Derde herziene editie, geladen 3 oktober, 2020.

 

 

 

 

Voorgaande Aadhar-editie en Vedabase links:

Tekst 1

S'rî S'uka zei: 'De gopa's, getuige van handelingen van Krishna als deze [van het de heuvel optillen], hadden geen idee hoe Hij zo machtig kon zijn, en benaderden stomverbaasd Nanda zeggend:
S'rî S'uka zei: 'De gopa's getuige van handelingen als deze [dit heuveltillen] van Krishna, konden Zijn heldhaftigheid niet doorgronden en zochten toenadering [tot Nanda] verbaasd als ze waren: (Vedabase)

 

Tekst 2

'Hoe kon de jongen, gezien Zijn buitengewone optreden, nu een geboorte onder gewone plattelandsmensen ten deel vallen, die voor Hem afkeurenswaardig zou zijn? 

'Hoe kon, gezien de zonder twijfel buitengewone handelingen van de jongen, Hem een voor Zichzelf afkeurenswaardige geboorte ten deel vallen onder wereldse mensen? (Vedabase)

 

Tekst 3

Hoe kan een jongen van zeven jaar oud nu speels met één hand [zo makkelijk] de beste van alle heuvels omhooghouden als een machtige olifant een lotusbloem omhooghoudt?

Hoe kan een jongen van zeven jaar oud machtig als een olifant speels met één hand de beste van alle heuvels omhoog houden als was het een lotusbloem? (Vedabase)

 

Tekst 4

Als een babytje met nauwelijks de ogen open zoog Hij [de vergiftigde melk] uit de borst van de o zo machtige Pûtanâ, en zoog Hij daarmee ook haar levensadem weg, net zoals de macht van de tijd de jeugd uit het lichaam wegzuigt [zie 10.6].

Als een babytje met nauwelijks de ogen open zoog Hij [de vergiftigde melk] uit de borst van de, o zo machtige Pûtanâ samen met haar levensadem, zoals de macht van de tijd dat doet met de levensduur van een materieel lichaam [zie 10.6]. (Vedabase)

 

Tekst 5

Toen Hij, een paar maanden oud, lag te huilen onder een kar, duwde Hij met Zijn beentjes omhoog [trappelend] de kar omver die werd geraakt door de tip van Zijn voetje [zie 10.7].

Hij, een paar maanden oud, die lag te huilen onder een kar, duwde met Zijn voetjes naar boven de kar omver die geraakt door de tip van Zijn voetje stuk viel [zie 10.7]. (Vedabase)

 

Tekst 6

Toen Hij één jaar oud buiten zat werd Hij door de demon Trinâvarta meegevoerd de lucht in. Hij greep hem bij zijn nek vast, liet hem lijden en doodde hem [zie 10.7].

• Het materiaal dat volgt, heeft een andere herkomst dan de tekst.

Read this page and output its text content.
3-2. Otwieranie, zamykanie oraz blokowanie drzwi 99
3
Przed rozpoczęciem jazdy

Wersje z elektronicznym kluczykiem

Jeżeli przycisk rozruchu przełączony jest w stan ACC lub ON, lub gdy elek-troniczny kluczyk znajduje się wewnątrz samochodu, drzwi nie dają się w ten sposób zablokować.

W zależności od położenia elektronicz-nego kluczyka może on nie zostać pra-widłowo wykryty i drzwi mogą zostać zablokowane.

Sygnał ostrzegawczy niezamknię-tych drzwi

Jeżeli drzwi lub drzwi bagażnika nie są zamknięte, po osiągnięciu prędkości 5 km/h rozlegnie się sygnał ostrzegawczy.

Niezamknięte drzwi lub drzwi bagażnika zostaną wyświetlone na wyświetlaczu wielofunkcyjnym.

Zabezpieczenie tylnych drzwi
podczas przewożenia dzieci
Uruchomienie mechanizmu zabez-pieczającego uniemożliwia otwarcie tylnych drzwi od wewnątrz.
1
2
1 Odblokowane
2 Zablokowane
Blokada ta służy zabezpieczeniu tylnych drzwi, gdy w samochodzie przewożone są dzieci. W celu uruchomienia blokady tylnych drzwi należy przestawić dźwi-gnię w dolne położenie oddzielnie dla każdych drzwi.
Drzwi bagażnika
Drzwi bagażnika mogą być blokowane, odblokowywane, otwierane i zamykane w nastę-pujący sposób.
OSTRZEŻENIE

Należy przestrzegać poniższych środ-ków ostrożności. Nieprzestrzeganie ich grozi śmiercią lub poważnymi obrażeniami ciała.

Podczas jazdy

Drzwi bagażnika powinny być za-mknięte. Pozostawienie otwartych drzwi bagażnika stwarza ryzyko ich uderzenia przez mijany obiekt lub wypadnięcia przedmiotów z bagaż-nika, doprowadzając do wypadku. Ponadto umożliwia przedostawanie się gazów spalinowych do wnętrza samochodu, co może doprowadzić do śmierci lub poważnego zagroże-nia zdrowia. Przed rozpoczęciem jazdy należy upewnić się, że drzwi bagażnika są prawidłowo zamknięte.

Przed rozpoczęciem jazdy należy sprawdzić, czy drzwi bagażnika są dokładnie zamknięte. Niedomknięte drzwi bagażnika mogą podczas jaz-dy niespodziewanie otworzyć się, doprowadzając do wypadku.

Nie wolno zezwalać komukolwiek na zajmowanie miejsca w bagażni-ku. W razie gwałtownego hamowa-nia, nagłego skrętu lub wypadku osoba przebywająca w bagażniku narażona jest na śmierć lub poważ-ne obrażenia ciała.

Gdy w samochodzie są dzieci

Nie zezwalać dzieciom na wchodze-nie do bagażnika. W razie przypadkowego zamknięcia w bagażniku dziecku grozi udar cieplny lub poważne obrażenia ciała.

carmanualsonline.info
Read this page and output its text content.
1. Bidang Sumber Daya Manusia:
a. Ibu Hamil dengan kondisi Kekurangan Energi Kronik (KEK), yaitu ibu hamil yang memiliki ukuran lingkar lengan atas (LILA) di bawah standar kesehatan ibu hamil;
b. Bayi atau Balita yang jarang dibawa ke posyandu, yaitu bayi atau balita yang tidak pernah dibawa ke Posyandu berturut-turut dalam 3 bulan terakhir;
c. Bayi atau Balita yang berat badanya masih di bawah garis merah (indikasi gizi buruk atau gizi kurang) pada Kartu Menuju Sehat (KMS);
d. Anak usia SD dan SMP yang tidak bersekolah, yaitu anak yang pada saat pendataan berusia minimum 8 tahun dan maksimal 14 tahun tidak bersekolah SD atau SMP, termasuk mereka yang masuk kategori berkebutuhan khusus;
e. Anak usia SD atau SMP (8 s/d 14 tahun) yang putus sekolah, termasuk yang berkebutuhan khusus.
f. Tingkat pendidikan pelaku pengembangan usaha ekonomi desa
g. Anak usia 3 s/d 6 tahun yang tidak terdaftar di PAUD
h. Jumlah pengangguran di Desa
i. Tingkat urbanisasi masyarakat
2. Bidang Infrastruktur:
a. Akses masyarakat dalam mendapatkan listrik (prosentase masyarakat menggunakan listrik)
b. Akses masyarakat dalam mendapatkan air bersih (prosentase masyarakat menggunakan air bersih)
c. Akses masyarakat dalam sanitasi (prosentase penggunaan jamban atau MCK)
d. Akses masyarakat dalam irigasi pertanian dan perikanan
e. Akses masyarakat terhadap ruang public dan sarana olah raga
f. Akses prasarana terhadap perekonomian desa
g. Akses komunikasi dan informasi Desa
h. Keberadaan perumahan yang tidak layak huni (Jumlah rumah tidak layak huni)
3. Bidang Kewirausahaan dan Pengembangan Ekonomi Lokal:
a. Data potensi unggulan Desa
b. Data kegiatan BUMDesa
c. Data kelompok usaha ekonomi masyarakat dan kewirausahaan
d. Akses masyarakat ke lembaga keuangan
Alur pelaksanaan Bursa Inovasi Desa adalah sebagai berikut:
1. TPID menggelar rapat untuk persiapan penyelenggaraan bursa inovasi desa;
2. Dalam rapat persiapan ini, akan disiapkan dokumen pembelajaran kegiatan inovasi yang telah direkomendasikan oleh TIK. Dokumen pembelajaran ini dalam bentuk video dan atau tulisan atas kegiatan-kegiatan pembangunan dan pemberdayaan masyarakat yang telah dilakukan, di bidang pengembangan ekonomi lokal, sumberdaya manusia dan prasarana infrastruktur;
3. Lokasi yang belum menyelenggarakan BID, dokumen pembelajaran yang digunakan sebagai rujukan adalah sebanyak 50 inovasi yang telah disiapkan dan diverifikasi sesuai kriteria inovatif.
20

Een jaar oud neerzittend werd Hij meegevoerd de lucht in door de demon Trinavârta die Hij, hem bij zijn nek grijpend, pijnigde en doodde [zie 10.7]. (Vedabase)

   

Tekst 7

Op een dag bond Zijn moeder Hem aan een groot stampvat omdat Hij boter had gestolen. [Kruipend] op Zijn handjes manoeuvreerde Hij ermee tussen twee arjunabomen en veroorzaakte zo hun val [zie 10.10].

Op een dag toen Hij druk was met het stelen van boter, bond Zijn moeder Hem aan een groot stampvat waarmee Hij, zich op Zijn handen tussen twee arjuna bomen manoeuvrerend, er voor zorgde dat ze omvielen [zie 10.10]. (Vedabase)

 

Tekst 8

Samen met Balarâma en de jongens de kalveren hoedend in het bos, scheurde Hij met Zijn armen de bek uiteen van de vijand Baka die Hem wilde doden [zie 10.11].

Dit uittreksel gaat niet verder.